Thursday 13 March 2014

Film: 'Joe Versus The Volcano' (1990) - v2

My last review of 'Joe Versus The Volcano' was somehow unsatisfying. It's a phenomenally difficult movie to talk about, not only because of its legend as a massive box office failure but also because it is a widely misunderstood film. This is probably because the movie misunderstands itself, just as we get confused as to the nature of the film. Despite all that, I have the quaintest kind of love for 'Joe' and its progress from a bleak and grimy grey beginning through the normally toned mid-section of discovery to the bright and vivid island landscape of deliverance and acceptance. The whole film is a metaphor, and should be viewed as one instead of a narrative. People get hung up on narratives, myself included, but sometimes they get in the way of things. That doesn't mean you just eliminate the story completely though, modern movies!

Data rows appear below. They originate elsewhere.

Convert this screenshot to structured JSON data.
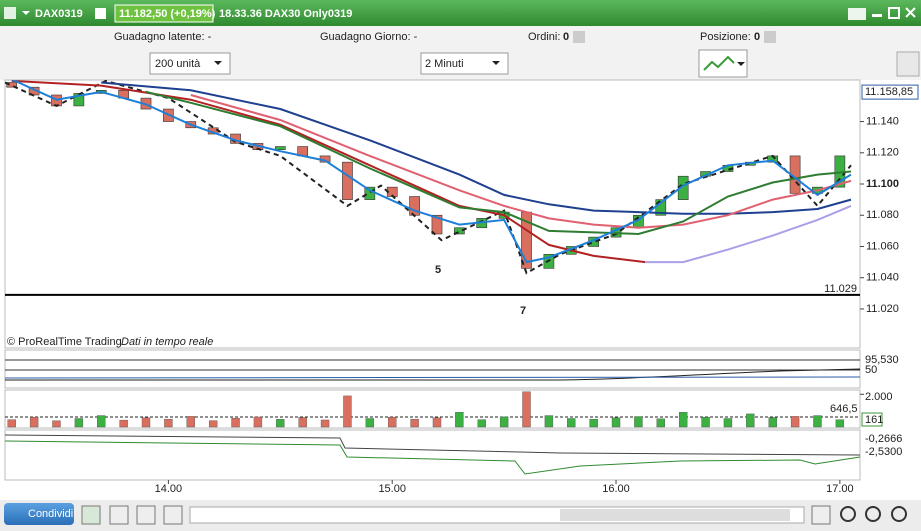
{
  "window": {
    "symbol": "DAX0319",
    "price": "11.182,50 (+0,19%)",
    "status": "18.33.36 DAX30 Only0319"
  },
  "info_bar": {
    "unrealized": "Guadagno latente: -",
    "daily": "Guadagno Giorno: -",
    "orders_label": "Ordini:",
    "orders": "0",
    "position_label": "Posizione:",
    "position": "0"
  },
  "controls": {
    "quantity": "200 unità",
    "timeframe": "2 Minuti"
  },
  "chart_data": {
    "type": "candlestick",
    "x": [
      13.3,
      13.4,
      13.5,
      13.6,
      13.7,
      13.8,
      13.9,
      14.0,
      14.1,
      14.2,
      14.3,
      14.4,
      14.5,
      14.6,
      14.7,
      14.8,
      14.9,
      15.0,
      15.1,
      15.2,
      15.3,
      15.4,
      15.5,
      15.6,
      15.7,
      15.8,
      15.9,
      16.0,
      16.1,
      16.2,
      16.3,
      16.4,
      16.5,
      16.6,
      16.7,
      16.8,
      16.9,
      17.0
    ],
    "open": [
      11165,
      11162,
      11157,
      11150,
      11158,
      11160,
      11155,
      11148,
      11140,
      11136,
      11132,
      11126,
      11122,
      11124,
      11118,
      11114,
      11090,
      11098,
      11092,
      11080,
      11068,
      11072,
      11078,
      11082,
      11046,
      11055,
      11060,
      11066,
      11072,
      11080,
      11090,
      11105,
      11108,
      11112,
      11114,
      11118,
      11094,
      11098
    ],
    "close": [
      11162,
      11157,
      11150,
      11158,
      11160,
      11155,
      11148,
      11140,
      11136,
      11132,
      11126,
      11122,
      11124,
      11118,
      11114,
      11090,
      11098,
      11092,
      11080,
      11068,
      11072,
      11078,
      11082,
      11046,
      11055,
      11060,
      11066,
      11072,
      11080,
      11090,
      11105,
      11108,
      11112,
      11114,
      11118,
      11094,
      11098,
      11118
    ],
    "up_color": "#3cb043",
    "down_color": "#d9705f",
    "lines": [
      {
        "color": "#222222",
        "style": "dashed",
        "x": [
          13.27,
          13.5,
          13.72,
          14.0,
          14.3,
          14.5,
          14.8,
          14.95,
          15.22,
          15.5,
          15.6,
          15.75,
          16.0,
          16.3,
          16.7,
          16.9,
          17.05
        ],
        "values": [
          11165,
          11150,
          11166,
          11155,
          11127,
          11118,
          11086,
          11099,
          11064,
          11083,
          11043,
          11055,
          11068,
          11100,
          11118,
          11086,
          11112
        ]
      },
      {
        "color": "#1f3f8f",
        "style": "solid",
        "x": [
          13.7,
          14.1,
          14.5,
          14.9,
          15.3,
          15.5,
          15.7,
          15.9,
          16.1,
          16.3,
          16.5,
          16.7,
          16.9,
          17.05
        ],
        "values": [
          11165,
          11160,
          11148,
          11128,
          11106,
          11093,
          11087,
          11083,
          11082,
          11081,
          11081,
          11082,
          11084,
          11090
        ]
      },
      {
        "color": "#e06070",
        "style": "solid",
        "x": [
          14.1,
          14.5,
          14.9,
          15.3,
          15.5,
          15.7,
          15.9,
          16.1,
          16.3,
          16.5,
          16.7,
          16.9,
          17.05
        ],
        "values": [
          11157,
          11141,
          11118,
          11096,
          11086,
          11078,
          11074,
          11072,
          11074,
          11080,
          11090,
          11096,
          11102
        ]
      },
      {
        "color": "#b22222",
        "style": "solid",
        "x": [
          13.3,
          13.7,
          14.1,
          14.5,
          14.9,
          15.3,
          15.5,
          15.7,
          15.9,
          16.13
        ],
        "values": [
          11166,
          11163,
          11154,
          11138,
          11112,
          11086,
          11080,
          11061,
          11054,
          11050
        ]
      },
      {
        "color": "#a8a0e8",
        "style": "solid",
        "x": [
          16.13,
          16.3,
          16.5,
          16.7,
          16.9,
          17.05
        ],
        "values": [
          11050,
          11050,
          11058,
          11067,
          11077,
          11086
        ]
      },
      {
        "color": "#2e7d32",
        "style": "solid",
        "x": [
          13.9,
          14.1,
          14.5,
          14.9,
          15.3,
          15.5,
          15.7,
          15.9,
          16.1,
          16.3,
          16.5,
          16.7,
          16.9,
          17.05
        ],
        "values": [
          11159,
          11152,
          11137,
          11110,
          11085,
          11082,
          11070,
          11069,
          11068,
          11076,
          11092,
          11101,
          11106,
          11108
        ]
      },
      {
        "color": "#1e7fd8",
        "style": "solid",
        "x": [
          13.3,
          13.5,
          13.7,
          13.9,
          14.1,
          14.3,
          14.5,
          14.7,
          14.9,
          15.1,
          15.3,
          15.5,
          15.6,
          15.7,
          15.9,
          16.1,
          16.3,
          16.5,
          16.7,
          16.9,
          17.05
        ],
        "values": [
          11167,
          11154,
          11159,
          11151,
          11138,
          11128,
          11121,
          11115,
          11096,
          11083,
          11074,
          11077,
          11050,
          11053,
          11064,
          11077,
          11099,
          11112,
          11115,
          11093,
          11106
        ]
      }
    ],
    "xlim": [
      13.27,
      17.09
    ],
    "ylim": [
      10995,
      11166.6
    ],
    "xticks": [
      {
        "value": 14,
        "label": "14.00"
      },
      {
        "value": 15,
        "label": "15.00"
      },
      {
        "value": 16,
        "label": "16.00"
      },
      {
        "value": 17,
        "label": "17.00"
      }
    ],
    "yticks": [
      {
        "value": 11140,
        "label": "11.140"
      },
      {
        "value": 11120,
        "label": "11.120"
      },
      {
        "value": 11100,
        "label": "11.100"
      },
      {
        "value": 11080,
        "label": "11.080"
      },
      {
        "value": 11060,
        "label": "11.060"
      },
      {
        "value": 11040,
        "label": "11.040"
      },
      {
        "value": 11020,
        "label": "11.020"
      }
    ],
    "bold_tick": 11100,
    "level": {
      "value": 11029,
      "label": "11.029"
    },
    "last_price": {
      "value": 11158.85,
      "label": "11.158,85"
    }
  },
  "annotations": [
    "5",
    "7"
  ],
  "footer": {
    "copyright": "© ProRealTime Trading",
    "feed": "Dati in tempo reale"
  },
  "volume": {
    "values": [
      450,
      600,
      380,
      520,
      700,
      420,
      560,
      480,
      650,
      390,
      540,
      610,
      470,
      580,
      430,
      1900,
      520,
      600,
      480,
      560,
      900,
      450,
      620,
      2150,
      700,
      520,
      480,
      560,
      640,
      500,
      900,
      600,
      520,
      800,
      580,
      650,
      700,
      450
    ],
    "ylim": [
      0,
      2200
    ],
    "ytick": {
      "value": 2000,
      "label": "2.000"
    }
  },
  "indicators": {
    "osc_value": "95,530",
    "osc_level": "50",
    "volume_avg": "646,5",
    "volume_last": "161",
    "line1": "-0,2666",
    "line2": "-2,5300"
  },
  "toolbar": {
    "share": "Condividi"
  }
}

So once again we begin with a story: Former firefighter Joe Banks (Tom Hanks) is living a bleak life in a grimy grey factory in a grimy grey industrial world and going slowly mad from hypochondria and his own fear. One day he is diagnosed with a terminal 'brain cloud' and recruited by a billionaire to jump into a volcano and appease some natives looking for a good mineral rights deal. He does it in exchange for a marvelous journey which will finish out his days in wealthy leisure and provide some closure to it all. The beginning, the journey, and the destination comprise three distinct acts in the film, and Meg Ryan plays three different love interests in succession at her cutest. This is the first Hanks/Ryan movie after all and definitely my favourite. Her characters seem to symbolize Joe's temperament in each phase of the film, down the long and crooked road of destiny.

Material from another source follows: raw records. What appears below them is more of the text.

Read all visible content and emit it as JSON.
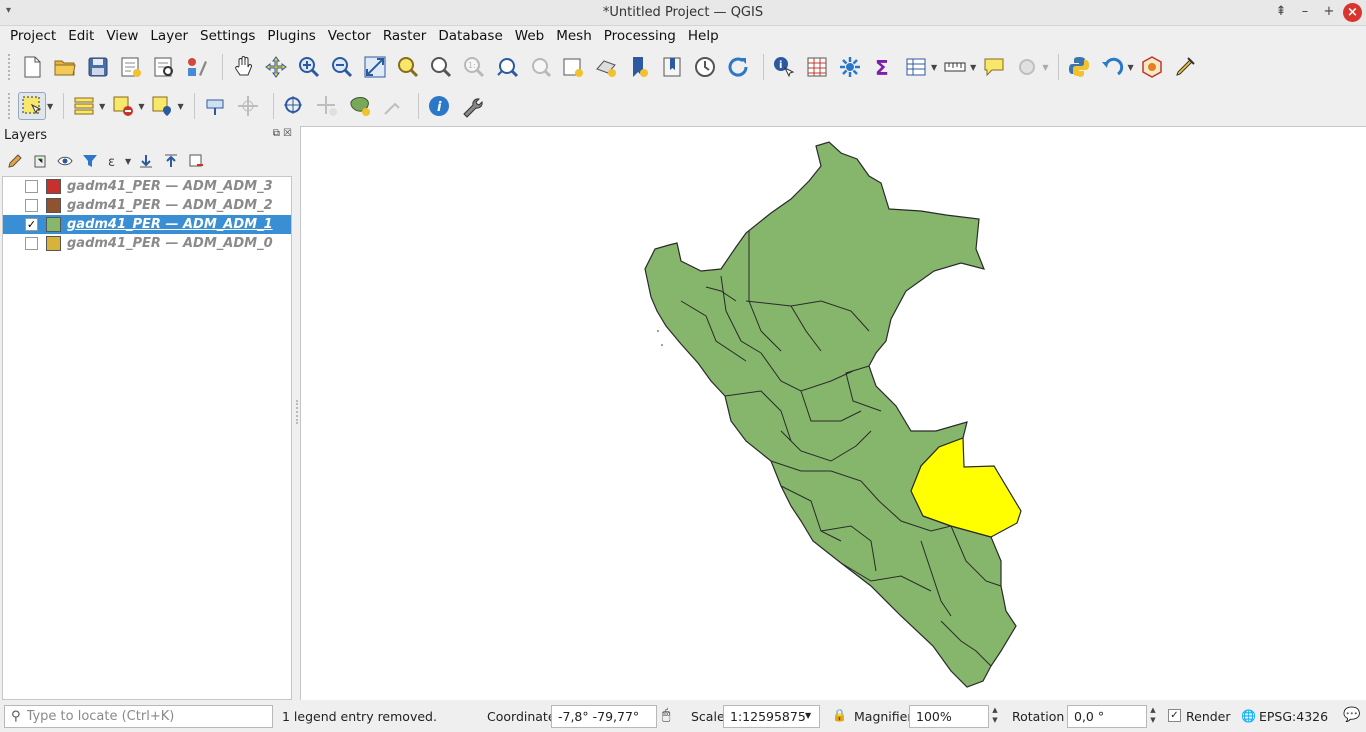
{
  "window": {
    "title": "*Untitled Project — QGIS"
  },
  "menu": [
    "Project",
    "Edit",
    "View",
    "Layer",
    "Settings",
    "Plugins",
    "Vector",
    "Raster",
    "Database",
    "Web",
    "Mesh",
    "Processing",
    "Help"
  ],
  "layers_panel": {
    "title": "Layers",
    "layers": [
      {
        "name": "gadm41_PER — ADM_ADM_3",
        "checked": false,
        "color": "#c8302c",
        "selected": false
      },
      {
        "name": "gadm41_PER — ADM_ADM_2",
        "checked": false,
        "color": "#8f532d",
        "selected": false
      },
      {
        "name": "gadm41_PER — ADM_ADM_1",
        "checked": true,
        "color": "#86b86b",
        "selected": true
      },
      {
        "name": "gadm41_PER — ADM_ADM_0",
        "checked": false,
        "color": "#d8b33a",
        "selected": false
      }
    ]
  },
  "map": {
    "fill_color": "#85b66c",
    "highlight_color": "#ffff00",
    "outline_color": "#2a2a2a"
  },
  "status": {
    "locator_placeholder": "Type to locate (Ctrl+K)",
    "message": "1 legend entry removed.",
    "coordinate_label": "Coordinate",
    "coordinate_value": "-7,8°  -79,77°",
    "scale_label": "Scale",
    "scale_value": "1:12595875",
    "magnifier_label": "Magnifier",
    "magnifier_value": "100%",
    "rotation_label": "Rotation",
    "rotation_value": "0,0 °",
    "render_label": "Render",
    "render_checked": true,
    "crs": "EPSG:4326"
  }
}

A viewer's reception for 'Joe' really depends on the level to which you adhere to the modern movie formula of 'laughs and explosions mixed to exact ratios', and 'Joe Versus The Volcano' certainly isn't one of those. It's a spiritual journey writ large but made imperfectly, with some extremely odd choices and some extremely well done moments. One of my favourite moments in all of film is in this movie, where Meg Ryan's final character Patricia shows him to his cabin on her yacht the Tweedle Dee and just talks to him. The words 'soulsick' will never be the same again, as now they really encompass what it feels like to be out of place, out of time, and out of love with yourself. She's soul sick, having compromised a promise to herself in order to gain the boat, and he's slowly recovering as his mistakes and fears ebb away with the tides. And before you start to think that this is a sad movie, it really isn't, and of course all ends well utterly implausibly.

The ending to such a movie as 'Joe' is always going to be difficult. If he jumps into the movie and dies then it's a triumph of the human spirit but a downer, and if he and Patricia jump in and get blown out to sea instead, where she reveals the possible fraud behind his diagnosis, then it's a potential letdown. They chose the latter and I don't mind that choice but some do. Letdowns aren't the worst things in the world. On to other things, the music is well placed, chosen and suited to the film being unpretentious and eclectic. The visuals are often sumptuous and also often bizarre, and the thematic symbol of the long and crooked road permeates the whole movie perfectly. The only problem is that the beginning is so grey and in parts unpleasant as to make it too hard to watch and derail the movie, while the end is similarly so silly as to minorly ruin the momentum of what came before. The structure arguably defeats the purpose. Arguably.

'Joe Versus The Volcano': A metaphor or a fairy tale or a spiritual journey? A work of sweet madness or of mad sweetness? A starry debut for Hanks/Ryan or a miserable flop? At the end of the day, only you can answer. Have fun, folks.

O.

PS That was much more satisfying than the first go-around.